I studied at a campus where I used to hear gunfire more often than the hustle of freshman students. The sight of army snipers with their firearms is as familiar to me as the loud chants of protests under the dome of Cairo University.
I entered the Faculty of Economics and Political Science eight months after the start of the Egyptian revolution. At a time of historic change, Cairo University had been home to a large and diverse politically-oriented student body. It was a maquette of the tense political scene in the land of pharaohs.
Never had I witnessed such a wrathful atmosphere of political tension and student-driven protests as the one that prevailed in the aftermath of the Rabaa el Adaweya sit-in dispersal, now called the Rabaa Massacre. I saw live bullets being fired at the main gate, ambulances on campus, and massive amounts of tear gas thrown at the marchers condemning the Egyptian security forces’ bloody actions at Rabaa el Adaweya Square.

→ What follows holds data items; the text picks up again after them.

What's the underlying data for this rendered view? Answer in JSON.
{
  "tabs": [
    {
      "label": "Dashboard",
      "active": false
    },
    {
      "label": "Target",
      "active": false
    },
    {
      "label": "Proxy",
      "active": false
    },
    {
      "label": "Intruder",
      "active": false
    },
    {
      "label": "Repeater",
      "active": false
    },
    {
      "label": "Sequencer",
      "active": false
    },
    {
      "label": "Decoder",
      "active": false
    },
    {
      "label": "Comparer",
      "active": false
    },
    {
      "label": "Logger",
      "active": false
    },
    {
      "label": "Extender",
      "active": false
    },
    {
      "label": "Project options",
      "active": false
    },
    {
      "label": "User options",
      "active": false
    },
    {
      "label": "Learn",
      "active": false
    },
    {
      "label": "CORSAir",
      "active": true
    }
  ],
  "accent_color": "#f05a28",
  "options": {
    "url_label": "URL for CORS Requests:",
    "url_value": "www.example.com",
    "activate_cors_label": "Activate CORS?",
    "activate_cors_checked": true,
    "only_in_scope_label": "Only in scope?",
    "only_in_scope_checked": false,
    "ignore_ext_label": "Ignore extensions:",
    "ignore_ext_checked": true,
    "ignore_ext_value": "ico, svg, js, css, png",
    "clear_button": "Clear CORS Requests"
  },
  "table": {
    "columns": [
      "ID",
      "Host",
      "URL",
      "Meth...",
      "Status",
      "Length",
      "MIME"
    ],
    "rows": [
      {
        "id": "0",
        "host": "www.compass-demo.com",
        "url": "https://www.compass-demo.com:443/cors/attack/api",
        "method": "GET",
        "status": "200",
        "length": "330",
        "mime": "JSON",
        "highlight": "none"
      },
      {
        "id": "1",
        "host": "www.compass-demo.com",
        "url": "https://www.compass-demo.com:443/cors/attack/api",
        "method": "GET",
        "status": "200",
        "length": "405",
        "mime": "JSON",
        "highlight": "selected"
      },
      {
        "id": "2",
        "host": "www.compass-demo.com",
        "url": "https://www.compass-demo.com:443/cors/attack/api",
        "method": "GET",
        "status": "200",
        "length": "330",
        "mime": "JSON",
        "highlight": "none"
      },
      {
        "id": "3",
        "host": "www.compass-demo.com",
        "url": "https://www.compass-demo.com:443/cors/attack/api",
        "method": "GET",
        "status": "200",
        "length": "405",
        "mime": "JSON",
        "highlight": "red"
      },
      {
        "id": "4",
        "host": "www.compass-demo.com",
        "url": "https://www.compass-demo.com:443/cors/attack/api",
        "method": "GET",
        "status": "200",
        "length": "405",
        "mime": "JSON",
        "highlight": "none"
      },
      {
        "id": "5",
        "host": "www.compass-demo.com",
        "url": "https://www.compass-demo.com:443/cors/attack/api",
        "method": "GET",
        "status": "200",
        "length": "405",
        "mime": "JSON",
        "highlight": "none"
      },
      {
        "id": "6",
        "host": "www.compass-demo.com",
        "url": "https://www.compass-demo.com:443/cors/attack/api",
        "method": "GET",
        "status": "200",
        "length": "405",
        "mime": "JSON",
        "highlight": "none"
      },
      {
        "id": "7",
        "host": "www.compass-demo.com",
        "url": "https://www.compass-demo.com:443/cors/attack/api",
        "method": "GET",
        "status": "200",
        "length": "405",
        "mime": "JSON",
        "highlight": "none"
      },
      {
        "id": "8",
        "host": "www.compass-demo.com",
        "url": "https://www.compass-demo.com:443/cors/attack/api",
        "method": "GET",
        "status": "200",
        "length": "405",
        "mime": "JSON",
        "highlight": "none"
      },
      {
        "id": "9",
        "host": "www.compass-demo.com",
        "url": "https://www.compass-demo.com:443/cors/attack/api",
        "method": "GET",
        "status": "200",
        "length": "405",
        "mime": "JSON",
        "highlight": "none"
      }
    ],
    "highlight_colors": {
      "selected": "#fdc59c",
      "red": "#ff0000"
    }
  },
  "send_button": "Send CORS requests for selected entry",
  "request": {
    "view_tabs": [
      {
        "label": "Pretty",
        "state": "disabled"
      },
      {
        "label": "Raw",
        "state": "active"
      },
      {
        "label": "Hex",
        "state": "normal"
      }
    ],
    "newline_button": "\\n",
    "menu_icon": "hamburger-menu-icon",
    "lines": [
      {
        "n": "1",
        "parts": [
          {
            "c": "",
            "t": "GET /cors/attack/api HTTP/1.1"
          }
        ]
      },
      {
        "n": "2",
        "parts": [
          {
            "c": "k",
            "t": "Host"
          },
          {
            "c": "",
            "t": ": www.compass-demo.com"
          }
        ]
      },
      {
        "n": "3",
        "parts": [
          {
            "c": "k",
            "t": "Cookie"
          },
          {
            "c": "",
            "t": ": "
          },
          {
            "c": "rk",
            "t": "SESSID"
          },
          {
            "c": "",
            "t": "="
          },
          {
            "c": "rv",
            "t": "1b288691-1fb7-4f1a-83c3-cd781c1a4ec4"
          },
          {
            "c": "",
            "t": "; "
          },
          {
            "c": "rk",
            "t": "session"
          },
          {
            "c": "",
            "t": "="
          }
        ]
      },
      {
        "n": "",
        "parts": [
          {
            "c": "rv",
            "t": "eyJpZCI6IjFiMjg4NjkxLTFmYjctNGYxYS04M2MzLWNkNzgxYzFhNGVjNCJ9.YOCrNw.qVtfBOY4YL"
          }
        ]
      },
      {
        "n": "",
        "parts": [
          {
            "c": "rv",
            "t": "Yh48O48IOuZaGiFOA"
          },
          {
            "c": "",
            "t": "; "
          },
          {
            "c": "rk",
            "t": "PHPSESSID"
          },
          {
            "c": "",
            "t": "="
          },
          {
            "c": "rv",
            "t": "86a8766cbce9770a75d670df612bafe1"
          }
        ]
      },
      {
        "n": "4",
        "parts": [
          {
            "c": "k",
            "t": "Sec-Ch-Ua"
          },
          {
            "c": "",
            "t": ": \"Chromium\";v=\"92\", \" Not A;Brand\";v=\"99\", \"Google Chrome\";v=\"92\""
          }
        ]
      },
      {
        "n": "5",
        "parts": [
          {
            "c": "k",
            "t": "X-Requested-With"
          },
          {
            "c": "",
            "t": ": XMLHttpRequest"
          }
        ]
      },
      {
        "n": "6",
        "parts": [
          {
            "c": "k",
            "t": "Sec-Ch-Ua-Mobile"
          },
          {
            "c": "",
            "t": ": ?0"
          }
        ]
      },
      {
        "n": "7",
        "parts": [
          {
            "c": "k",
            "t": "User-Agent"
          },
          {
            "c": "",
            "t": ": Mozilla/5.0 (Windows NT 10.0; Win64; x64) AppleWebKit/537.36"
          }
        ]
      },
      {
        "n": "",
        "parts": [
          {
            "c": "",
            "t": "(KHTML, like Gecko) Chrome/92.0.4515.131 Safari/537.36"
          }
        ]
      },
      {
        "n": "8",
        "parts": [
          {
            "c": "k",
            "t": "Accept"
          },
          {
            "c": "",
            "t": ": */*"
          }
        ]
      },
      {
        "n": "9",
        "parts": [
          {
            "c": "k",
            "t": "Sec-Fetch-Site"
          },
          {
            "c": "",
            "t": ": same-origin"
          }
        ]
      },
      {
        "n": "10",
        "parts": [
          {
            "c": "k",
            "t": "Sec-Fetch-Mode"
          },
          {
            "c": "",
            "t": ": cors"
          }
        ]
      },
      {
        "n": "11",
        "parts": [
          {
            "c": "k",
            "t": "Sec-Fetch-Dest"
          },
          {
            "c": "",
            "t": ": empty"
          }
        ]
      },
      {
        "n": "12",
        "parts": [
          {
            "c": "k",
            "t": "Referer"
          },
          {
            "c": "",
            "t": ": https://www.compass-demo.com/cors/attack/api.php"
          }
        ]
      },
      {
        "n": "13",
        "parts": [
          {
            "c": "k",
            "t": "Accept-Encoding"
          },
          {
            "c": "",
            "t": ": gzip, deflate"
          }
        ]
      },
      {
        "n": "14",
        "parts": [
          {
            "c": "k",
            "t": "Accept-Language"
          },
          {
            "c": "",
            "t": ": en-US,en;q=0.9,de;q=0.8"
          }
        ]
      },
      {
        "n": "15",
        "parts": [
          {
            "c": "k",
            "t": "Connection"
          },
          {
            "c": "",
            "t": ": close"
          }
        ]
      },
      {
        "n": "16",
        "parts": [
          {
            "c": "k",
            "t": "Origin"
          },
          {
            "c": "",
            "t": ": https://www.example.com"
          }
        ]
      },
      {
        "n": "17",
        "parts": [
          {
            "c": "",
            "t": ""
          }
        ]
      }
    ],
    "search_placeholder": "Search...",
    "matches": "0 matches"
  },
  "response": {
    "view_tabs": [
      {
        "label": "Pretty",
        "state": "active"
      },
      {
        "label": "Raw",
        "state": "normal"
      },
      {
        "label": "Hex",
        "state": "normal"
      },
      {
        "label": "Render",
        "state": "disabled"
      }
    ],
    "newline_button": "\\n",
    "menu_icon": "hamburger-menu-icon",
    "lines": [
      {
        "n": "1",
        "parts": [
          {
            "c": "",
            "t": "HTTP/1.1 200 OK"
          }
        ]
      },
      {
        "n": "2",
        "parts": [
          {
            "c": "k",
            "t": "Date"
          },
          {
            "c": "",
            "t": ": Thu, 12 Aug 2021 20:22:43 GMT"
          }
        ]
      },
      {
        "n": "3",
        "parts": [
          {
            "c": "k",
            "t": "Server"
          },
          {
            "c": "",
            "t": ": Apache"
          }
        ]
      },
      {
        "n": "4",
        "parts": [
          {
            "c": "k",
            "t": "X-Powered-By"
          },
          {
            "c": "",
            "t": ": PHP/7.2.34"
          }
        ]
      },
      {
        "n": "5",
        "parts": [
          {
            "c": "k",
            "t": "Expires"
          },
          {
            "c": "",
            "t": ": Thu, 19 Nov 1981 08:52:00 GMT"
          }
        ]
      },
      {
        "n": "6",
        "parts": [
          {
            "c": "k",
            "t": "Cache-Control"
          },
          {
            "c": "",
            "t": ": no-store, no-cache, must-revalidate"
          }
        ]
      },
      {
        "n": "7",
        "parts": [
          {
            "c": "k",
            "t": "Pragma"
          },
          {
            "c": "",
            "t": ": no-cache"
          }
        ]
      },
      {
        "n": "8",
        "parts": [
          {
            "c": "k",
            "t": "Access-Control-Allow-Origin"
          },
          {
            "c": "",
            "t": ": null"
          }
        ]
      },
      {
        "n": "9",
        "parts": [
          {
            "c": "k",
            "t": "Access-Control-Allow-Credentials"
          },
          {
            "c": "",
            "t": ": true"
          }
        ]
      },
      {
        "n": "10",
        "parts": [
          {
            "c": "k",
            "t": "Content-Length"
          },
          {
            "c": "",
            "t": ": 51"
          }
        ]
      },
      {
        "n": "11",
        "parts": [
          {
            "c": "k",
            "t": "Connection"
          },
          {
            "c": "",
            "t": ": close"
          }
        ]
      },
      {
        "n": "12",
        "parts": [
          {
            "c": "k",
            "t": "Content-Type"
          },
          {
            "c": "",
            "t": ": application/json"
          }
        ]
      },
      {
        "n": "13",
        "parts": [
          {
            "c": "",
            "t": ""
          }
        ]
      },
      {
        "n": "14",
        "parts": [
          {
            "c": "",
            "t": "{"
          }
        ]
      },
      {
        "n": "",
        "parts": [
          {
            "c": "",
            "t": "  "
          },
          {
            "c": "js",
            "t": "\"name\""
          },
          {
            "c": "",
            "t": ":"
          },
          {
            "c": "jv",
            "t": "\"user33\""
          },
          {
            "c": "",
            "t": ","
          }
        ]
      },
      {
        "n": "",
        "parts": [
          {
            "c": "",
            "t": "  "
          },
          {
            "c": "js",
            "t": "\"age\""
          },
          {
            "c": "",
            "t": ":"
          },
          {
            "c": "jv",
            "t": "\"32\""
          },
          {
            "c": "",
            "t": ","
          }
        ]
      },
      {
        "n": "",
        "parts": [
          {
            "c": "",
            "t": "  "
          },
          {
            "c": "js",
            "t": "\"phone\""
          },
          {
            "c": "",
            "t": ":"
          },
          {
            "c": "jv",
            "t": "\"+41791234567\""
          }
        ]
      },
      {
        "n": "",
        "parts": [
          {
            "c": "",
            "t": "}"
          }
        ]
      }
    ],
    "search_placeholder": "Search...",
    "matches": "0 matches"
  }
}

Early on the morning of August 14, 2013, a state of emergency was declared across Egypt as security forces violently broke up sit-ins organized by Muslim Brotherhood supporters protesting the ouster of Mohamed Morsi, Egypt’s first freely elected president and a former high-level official in the Muslim Brotherhood, leaving up to 1,000 people dead in one day. The sit-in at Rabaa el Adaweya Square was the largest sit-in to be raided. As the shooting took place, armored bulldozers were on site and helicopters circled over the scene.